Maher al-Assad was a secretive and fearsome figure in Syria, known as the man who executed the regime’s “dirty work.”

Although his image adorned every Fourth Division facility, he rarely appeared in public.

Despite being accused by human rights organizations of ordering the killing of unarmed protesters since 2011 and being linked to assassinations, he remained “the invisible man,” a source close to the Assad family told AFP.

“You will find very few people who claim to know him personally,” the source added.

In a February interview with Saudi Arabia’s Al Arabiya channel, Majd al-Jadaan—sister of Maher al-Assad’s wife, who left Syria in 2008 after disputes with him—described him as generous and sometimes pleasant company. However, she added, “When he got angry, he completely lost control of his actions and words, and that was terrifying about him.”

A Mafia Within the Regime

When Damascenes complain about the Fourth Division’s abuses, another name often comes up alongside Maher’s: Ghassan Bilal, his security chief.

Like his boss, Bilal was a collector of luxury cars and owned a villa in Yaafour. Security sources say he fled Syria after the regime fell.

Inside his spacious office at the Fourth Division’s security headquarters, invoices reveal his extravagant lifestyle, including bills for the maintenance of his Cadillac.

In the summer of 2024, he shipped two luxury cars—a Lexus and a Mercedes—to Dubai, according to a document seen by AFP. Other invoices show a $29,000 payment for customs and insurance in the UAE, using a credit card registered to another person.

A handwritten note indicated that, due to Western sanctions, Bilal paid for his Netflix subscription “through a friend’s foreign credit card.”

Other receipts detail personal and household expenses, including payments for his children’s needs, kitchen supplies, and property maintenance. In just ten days in August, his spending amounted to $55,000.

That same month, a Fourth Division soldier wrote to Bilal, pleading for “financial assistance due to extreme hardship.”

Bilal granted him 500,000 Syrian pounds—equivalent to just $33 at the time. Meanwhile, another document recorded an incident where a Fourth Division soldier was caught begging in the streets while on duty.

The Fourth Division Plundered Syria’s Wealth,
Al-Assad Family

A Toxic Legacy

Though the Fourth Division is now reduced to abandoned warehouses and looted headquarters, Lars Hauch of Conflict Mediation Solutions warns that its legacy remains dangerous.

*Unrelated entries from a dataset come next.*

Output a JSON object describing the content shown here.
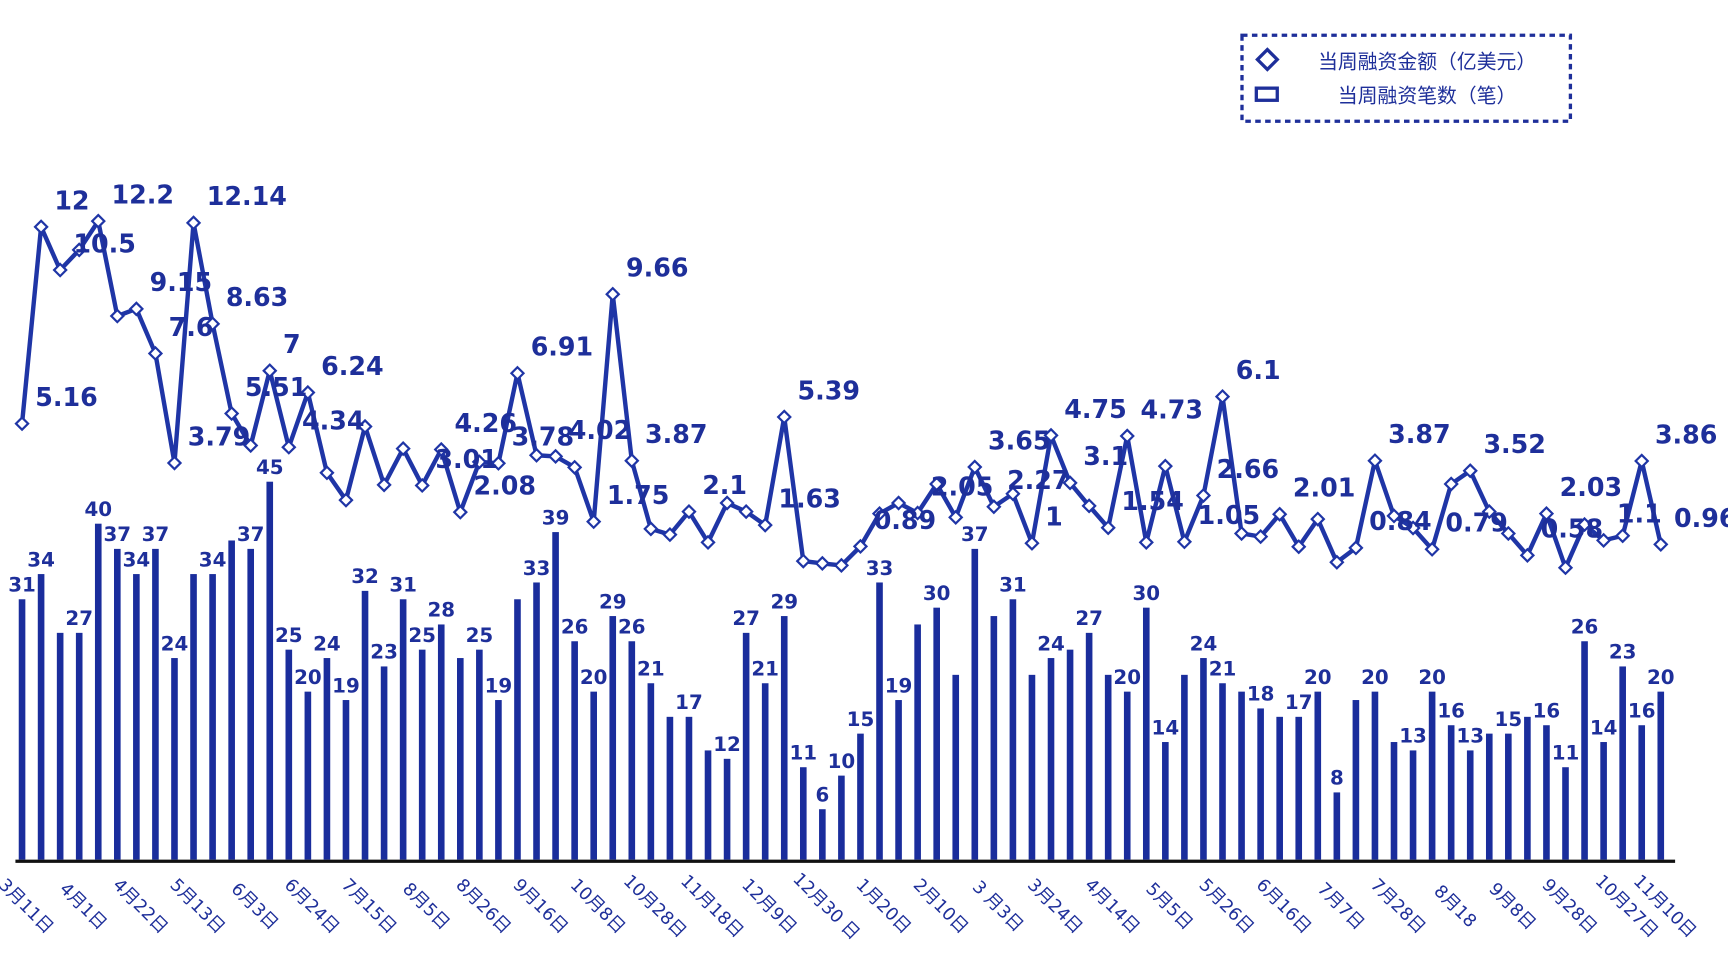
{
  "chart_data": {
    "type": "bar-line",
    "categories": [
      "3月11日",
      null,
      null,
      "4月1日",
      null,
      null,
      "4月22日",
      null,
      null,
      "5月13日",
      null,
      null,
      "6月3日",
      null,
      null,
      "6月24日",
      null,
      null,
      "7月15日",
      null,
      null,
      "8月5日",
      null,
      null,
      "8月26日",
      null,
      null,
      "9月16日",
      null,
      null,
      "10月8日",
      null,
      null,
      "10月28日",
      null,
      null,
      "11月18日",
      null,
      null,
      "12月9日",
      null,
      null,
      "12月30 日",
      null,
      null,
      "1月20日",
      null,
      null,
      "2月10日",
      null,
      null,
      "3 月3日",
      null,
      null,
      "3月24日",
      null,
      null,
      "4月14日",
      null,
      null,
      "5月5日",
      null,
      null,
      "5月26日",
      null,
      null,
      "6月16日",
      null,
      null,
      "7月7日",
      null,
      null,
      "7月28日",
      null,
      null,
      "8月18",
      null,
      null,
      "9月8日",
      null,
      null,
      "9月28日",
      null,
      null,
      "10月27日",
      null,
      "11月10日"
    ],
    "series": [
      {
        "name": "当周融资笔数（笔）",
        "type": "bar",
        "color": "#1a2d9c",
        "values": [
          31,
          34,
          27,
          27,
          40,
          37,
          34,
          37,
          24,
          34,
          34,
          38,
          37,
          45,
          25,
          20,
          24,
          19,
          32,
          23,
          31,
          25,
          28,
          24,
          25,
          19,
          31,
          33,
          39,
          26,
          20,
          29,
          26,
          21,
          17,
          17,
          13,
          12,
          27,
          21,
          29,
          11,
          6,
          10,
          15,
          33,
          19,
          28,
          30,
          22,
          37,
          29,
          31,
          22,
          24,
          25,
          27,
          22,
          20,
          30,
          14,
          22,
          24,
          21,
          20,
          18,
          17,
          17,
          20,
          8,
          19,
          20,
          14,
          13,
          20,
          16,
          13,
          15,
          15,
          17,
          16,
          11,
          26,
          14,
          23,
          16,
          20
        ],
        "value_labels": [
          "31",
          "34",
          null,
          "27",
          "40",
          "37",
          "34",
          "37",
          "24",
          null,
          "34",
          null,
          "37",
          "45",
          "25",
          "20",
          "24",
          "19",
          "32",
          "23",
          "31",
          "25",
          "28",
          null,
          "25",
          "19",
          null,
          "33",
          "39",
          "26",
          "20",
          "29",
          "26",
          "21",
          null,
          "17",
          null,
          "12",
          "27",
          "21",
          "29",
          "11",
          "6",
          "10",
          "15",
          "33",
          "19",
          null,
          "30",
          null,
          "37",
          null,
          "31",
          null,
          "24",
          null,
          "27",
          null,
          "20",
          "30",
          "14",
          null,
          "24",
          "21",
          null,
          "18",
          null,
          "17",
          "20",
          "8",
          null,
          "20",
          null,
          "13",
          "20",
          "16",
          "13",
          null,
          "15",
          null,
          "16",
          "11",
          "26",
          "14",
          "23",
          "16",
          "20"
        ]
      },
      {
        "name": "当周融资金额（亿美元）",
        "type": "line",
        "axis": "y2",
        "color": "#1f35a6",
        "values": [
          5.16,
          12,
          10.5,
          11.2,
          12.2,
          8.9,
          9.15,
          7.6,
          3.79,
          12.14,
          8.63,
          5.51,
          4.4,
          7,
          4.34,
          6.24,
          3.45,
          2.5,
          5.06,
          3.03,
          4.29,
          3.01,
          4.26,
          2.08,
          3.83,
          3.78,
          6.91,
          4.06,
          4.02,
          3.64,
          1.75,
          9.66,
          3.87,
          1.5,
          1.3,
          2.1,
          1.03,
          2.4,
          2.1,
          1.63,
          5.39,
          0.38,
          0.3,
          0.23,
          0.89,
          2.03,
          2.4,
          2.05,
          3.06,
          1.9,
          3.65,
          2.27,
          2.72,
          1,
          4.75,
          3.1,
          2.3,
          1.54,
          4.73,
          1.03,
          3.68,
          1.05,
          2.66,
          6.1,
          1.34,
          1.23,
          2.01,
          0.88,
          1.84,
          0.34,
          0.84,
          3.87,
          1.95,
          1.53,
          0.79,
          3.06,
          3.52,
          2.1,
          1.34,
          0.58,
          2.03,
          0.15,
          1.65,
          1.1,
          1.26,
          3.86,
          0.96
        ],
        "value_labels": [
          "5.16",
          "12",
          "10.5",
          null,
          "12.2",
          null,
          "9.15",
          "7.6",
          "3.79",
          "12.14",
          "8.63",
          "5.51",
          null,
          "7",
          "4.34",
          "6.24",
          null,
          null,
          null,
          null,
          null,
          "3.01",
          "4.26",
          "2.08",
          null,
          "3.78",
          "6.91",
          null,
          "4.02",
          null,
          "1.75",
          "9.66",
          "3.87",
          null,
          null,
          "2.1",
          null,
          null,
          null,
          "1.63",
          "5.39",
          null,
          null,
          null,
          "0.89",
          null,
          null,
          "2.05",
          null,
          null,
          "3.65",
          "2.27",
          null,
          "1",
          "4.75",
          "3.1",
          null,
          "1.54",
          "4.73",
          null,
          null,
          "1.05",
          "2.66",
          "6.1",
          null,
          null,
          "2.01",
          null,
          null,
          null,
          "0.84",
          "3.87",
          null,
          null,
          "0.79",
          null,
          "3.52",
          null,
          null,
          "0.58",
          "2.03",
          null,
          null,
          "1.1",
          null,
          "3.86",
          "0.96"
        ]
      }
    ],
    "ylim": [
      0,
      100
    ],
    "y2lim": [
      -10,
      19.2
    ],
    "legend": "top-right"
  }
}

“The Fourth Division was a military player, a security apparatus, an intelligence entity, an economic and political force, and a transnational criminal organization,” he said.

“A long-standing institution with vast financial resources and deep ties to the elite does not simply disappear.”

While its top leadership fled the country, its “core elements” retreated to Syria’s coastal regions, home to the Alawite sect from which the Assad family hails.

If Syria’s transition fails to be truly inclusive and achieve justice, Hauch warned, “everything needed for a prolonged insurgency remains in place.”